MTG Forge Architecture

I am intending this for both programmers and non-programmers, so some of this will be review. Program architecture describes how you divide things up into classes, like a paragraph in a novel, and how all the classes (paragraphs) work together. The architecture was very homegrown; I basically programmed it and saw if it works. Finally the architecture was stable enough to implement Magic cards. I programmed using Java 1.2 with no packages.

The goal of any programmer is to program real-world objects. If I was building a program that simulated a car, I would program a tire class. A non-programmer would understand most of the tire class code, because it relates to a real-world object. Every program includes many classes that don’t relate to real-world objects, but are required in order to make the program work.

So MTG Forge has a Card class as well as a SpellAbility class, that implements the functionality of all spells and abilities. A Card class has at least 1 SpellAbility class, because every card is at least a spell, lands are the exception I guess. Lands are just put into play and not actually played. If a card like Elvish Piper has an activated ability, the associated Card has a SpellAbility added that does the Piper’s ability.

Every SpellAbility has an abstract resolve() method that every Magic card and ability overrides. The SpellAbility that implements the Elvish Piper ability lets you put a creature card from your hand into play, all that code goes into resolve() method. All of the zones like cards in play, graveyard, hand, are global variables, so the resolve() method has access to them. Even though MTG Forge only has about 118 classes, it has at least 400+ anonymous (unnamed) classes. Every card and ability is implemented using an anonymous class. I just as easily could have used a regular, named class for each card, and I plan to do that in version 2.

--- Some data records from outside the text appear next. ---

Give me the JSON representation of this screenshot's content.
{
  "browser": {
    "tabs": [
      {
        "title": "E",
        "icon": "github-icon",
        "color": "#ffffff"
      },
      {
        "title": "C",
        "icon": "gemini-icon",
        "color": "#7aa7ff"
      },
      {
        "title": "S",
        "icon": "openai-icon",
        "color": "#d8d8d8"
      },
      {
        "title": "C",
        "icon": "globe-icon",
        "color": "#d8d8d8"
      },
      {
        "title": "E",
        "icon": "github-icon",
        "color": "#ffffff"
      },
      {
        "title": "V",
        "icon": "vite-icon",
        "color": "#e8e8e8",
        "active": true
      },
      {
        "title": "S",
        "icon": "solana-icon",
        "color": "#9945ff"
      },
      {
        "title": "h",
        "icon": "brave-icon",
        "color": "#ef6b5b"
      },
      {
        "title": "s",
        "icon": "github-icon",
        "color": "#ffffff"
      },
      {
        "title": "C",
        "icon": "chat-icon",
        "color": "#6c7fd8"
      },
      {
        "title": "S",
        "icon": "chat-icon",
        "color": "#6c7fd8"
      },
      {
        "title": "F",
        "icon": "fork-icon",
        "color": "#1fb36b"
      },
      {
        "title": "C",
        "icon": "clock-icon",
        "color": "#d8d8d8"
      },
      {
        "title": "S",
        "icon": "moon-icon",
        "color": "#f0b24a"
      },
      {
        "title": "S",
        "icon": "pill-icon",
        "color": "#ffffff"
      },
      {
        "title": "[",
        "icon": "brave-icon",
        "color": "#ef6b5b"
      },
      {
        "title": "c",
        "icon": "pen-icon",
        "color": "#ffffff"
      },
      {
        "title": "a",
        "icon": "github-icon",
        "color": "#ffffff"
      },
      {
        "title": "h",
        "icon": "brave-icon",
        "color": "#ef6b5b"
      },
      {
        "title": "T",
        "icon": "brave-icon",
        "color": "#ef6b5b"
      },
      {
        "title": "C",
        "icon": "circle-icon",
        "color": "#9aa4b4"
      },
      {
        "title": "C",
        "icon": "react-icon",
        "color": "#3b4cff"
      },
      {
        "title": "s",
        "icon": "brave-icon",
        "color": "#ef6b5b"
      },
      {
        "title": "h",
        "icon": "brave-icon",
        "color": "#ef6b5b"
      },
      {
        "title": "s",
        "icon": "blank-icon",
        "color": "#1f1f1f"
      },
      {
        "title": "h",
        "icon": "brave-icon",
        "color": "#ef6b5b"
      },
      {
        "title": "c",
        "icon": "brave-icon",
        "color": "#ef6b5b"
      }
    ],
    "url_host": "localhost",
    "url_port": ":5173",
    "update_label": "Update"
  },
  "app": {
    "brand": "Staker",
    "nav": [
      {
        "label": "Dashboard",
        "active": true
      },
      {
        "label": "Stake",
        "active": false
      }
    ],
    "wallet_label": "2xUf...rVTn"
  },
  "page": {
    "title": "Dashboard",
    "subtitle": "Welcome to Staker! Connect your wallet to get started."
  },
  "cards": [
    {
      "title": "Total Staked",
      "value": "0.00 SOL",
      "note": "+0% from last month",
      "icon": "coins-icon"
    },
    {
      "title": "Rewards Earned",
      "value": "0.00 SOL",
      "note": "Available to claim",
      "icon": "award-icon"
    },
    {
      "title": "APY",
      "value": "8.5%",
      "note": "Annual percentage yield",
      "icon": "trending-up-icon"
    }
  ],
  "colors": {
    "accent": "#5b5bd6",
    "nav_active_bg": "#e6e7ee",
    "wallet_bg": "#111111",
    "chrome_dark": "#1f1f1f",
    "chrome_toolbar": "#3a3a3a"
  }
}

Global variables are generally bad, but they are a trade-off. You can potentially have huge problems because you cannot track down that specific line of code that changes a global variable. Non-global variables have less code that modifies them, so if you have a problem you don’t have to look through your whole program.

2 comments:

Unknown said...

Hi

It's me again: the time-traveler! One of the reasons I resolved to read your entire blog is because you started to write two years ago, and I wanted to see the transformation of a novice programmer into something greater.

Another part was that I, too, will soon try my hand at implementing magic: the gathering. We all should, I think!

The first step I took though, was to implement a simpler card game using object-oriented programming and with MTG in mind. I implemented Big Two, a poker-like game. Essentially I broke things down into three classes: zone, player, and card. Of course, those three branch off into many different subclasses (for instance one subclass of Zone is the Deck, another is the Hand; one subclass of Card is PokerCard). Then there are two unrelated classes that deal with the GUI and run the game.

I know that when I write MTG I will need many more classes and subclasses, but I hope to make everything extend from those three core classes. I'm thinking, though, that I will need a new class to cover one of the elements of the game I had been completely negligent of in my initial plan: that class will be "Rule"!

z.

Julio Rodrigues said...

Hello, I know im leaving a comment in a very old post.

Me and some friends made a card-table game in paper. Now Im researching how I could make it on PC online. Im finding this blog (and the source code of course) very very useful.

Im a computer science student and I think this project will really make me a better programmer. Thank you so much!